Morrie's life lessons were very wise. It showed what kind of person he was in his lifetime. I quoted some of them below:
"Ted, when all this started, I asked myself, 'Am I going to withdraw from the world, like most people do, or am I going to live?' I decided I'm going to live - or at least try to live - the way I want, with dignity, with courage, with humor, with composure. "
"Dying is only one thing to be sad over, Mitch. Living unhappily is something else. So many of the people who came to visit me were unhappy. Why? Well, for one thing, the culture we have does not make people good about themselves. We're teaching the wrong things. And you have to be strong enough to say if the culture doesn't work, don't buy it. Create your own. Most people can't do it. They're more unhappy than me - even in my current condition."

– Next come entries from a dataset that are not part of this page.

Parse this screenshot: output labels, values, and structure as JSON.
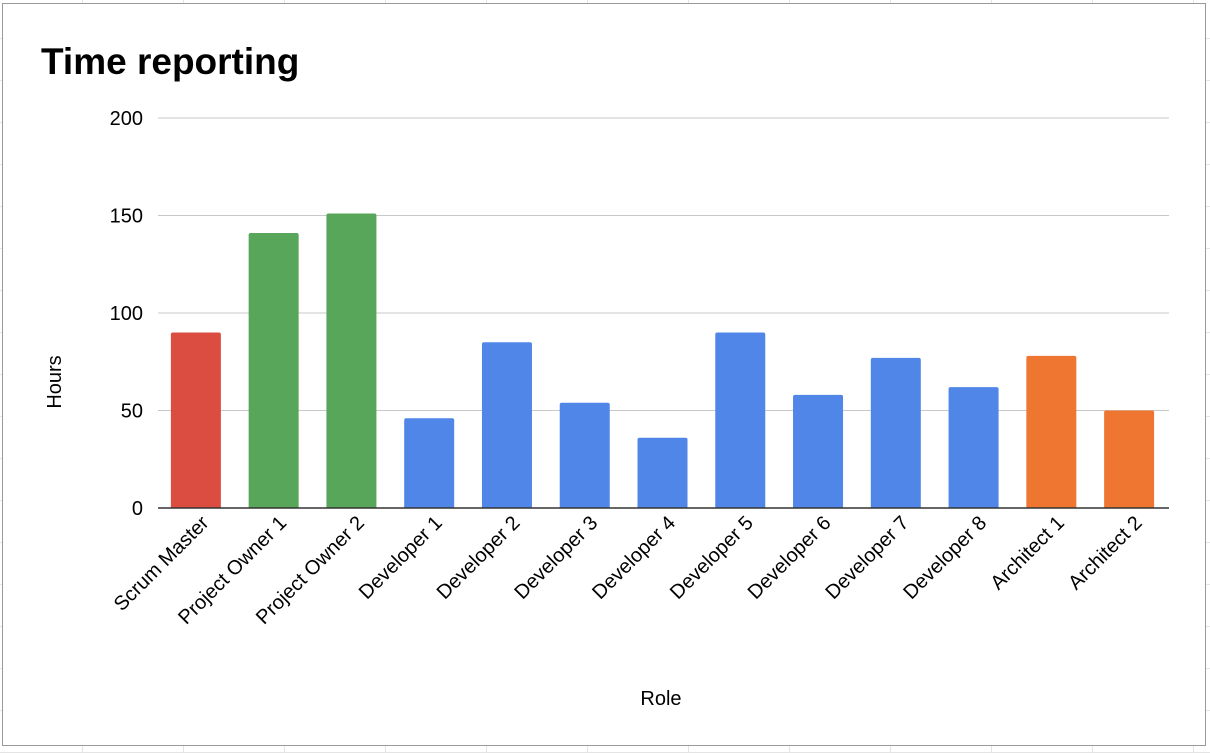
{
  "chart_data": {
    "type": "bar",
    "title": "Time reporting",
    "xlabel": "Role",
    "ylabel": "Hours",
    "ylim": [
      0,
      200
    ],
    "yticks": [
      "0",
      "50",
      "100",
      "150",
      "200"
    ],
    "grid": true,
    "legend": "none",
    "categories": [
      "Scrum Master",
      "Project Owner 1",
      "Project Owner 2",
      "Developer 1",
      "Developer 2",
      "Developer 3",
      "Developer 4",
      "Developer 5",
      "Developer 6",
      "Developer 7",
      "Developer 8",
      "Architect 1",
      "Architect 2"
    ],
    "values": [
      90,
      141,
      151,
      46,
      85,
      54,
      36,
      90,
      58,
      77,
      62,
      78,
      50
    ],
    "bar_colors": [
      "#db4d40",
      "#57a65a",
      "#57a65a",
      "#4f86e8",
      "#4f86e8",
      "#4f86e8",
      "#4f86e8",
      "#4f86e8",
      "#4f86e8",
      "#4f86e8",
      "#4f86e8",
      "#ef7630",
      "#ef7630"
    ]
  }
}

"Life is a series of pulls back and forth. You want to do one thing, but you are bound to do something else. Something hurts you, yet you know it shouldn't. You take certain things for granted, even when you know you should never take anything for granted.... Love wins. Love always wins."

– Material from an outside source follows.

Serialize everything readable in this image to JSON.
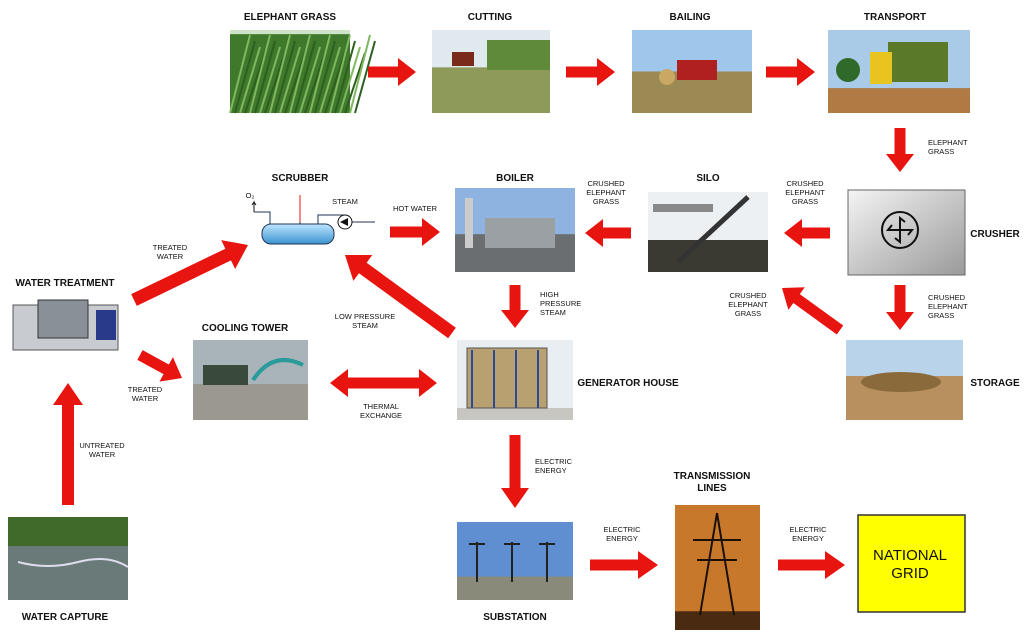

"So many people walk around with a meaningless life. They seem half-asleep, even when they're busy doing things they think are important. This is because they're chasing the wrong things. The way you get meaning into your life is to devote yourself to loving others, devote yourself to your community around you, and devote yourself to creating that gives you purpose and meaning."
"I believe in being fully present. That means you should be with the person you're with."
"Don't let go too soon, but don't hang on too long."
"Be compassionate. And take responsibility for each other."
"Love each other or die."
"I mourn my dwindling time, but I cherish the chance it gives me to make things right."
"That's what we're all looking for. A certain peace with the idea of dying. If we know in the end, that we can ultimately have that peace with dying, then we can finally do the really hard thing. Make peace with living..... It's natural to die... Everything that gets born, dies."
"Here's the payoff. Here is how we are different from these wonderful plants and animals. As long as we can love each other, and remember the feeling of love we had, we can die without ever really going away. All the love you created is still there. You live on - in the hearts of everyone you have touched and nurtured while you were here."
"Death ends a life, not a relationship."
When asked what are life's important questions, he had this to say, "As I see it, they have to do with love, responsibility, spirituality, awareness. And if I were healthy today, those would still be my issues. They should have been all along."
"There is no formula to relationships. They have to be negotiated in loving ways, with room for both parties, what they want and what they need, what they can do and what their life is like."
Those are some of Morrie's beautiful words that have touched me so much and are added to my collection of life's lessons? If you want to really know about his journey with ALS, you may purchase the book. Perhaps, it's still available in bookstores and online stores. As for me it was a best seller when I bought it. And it's worth more than the price.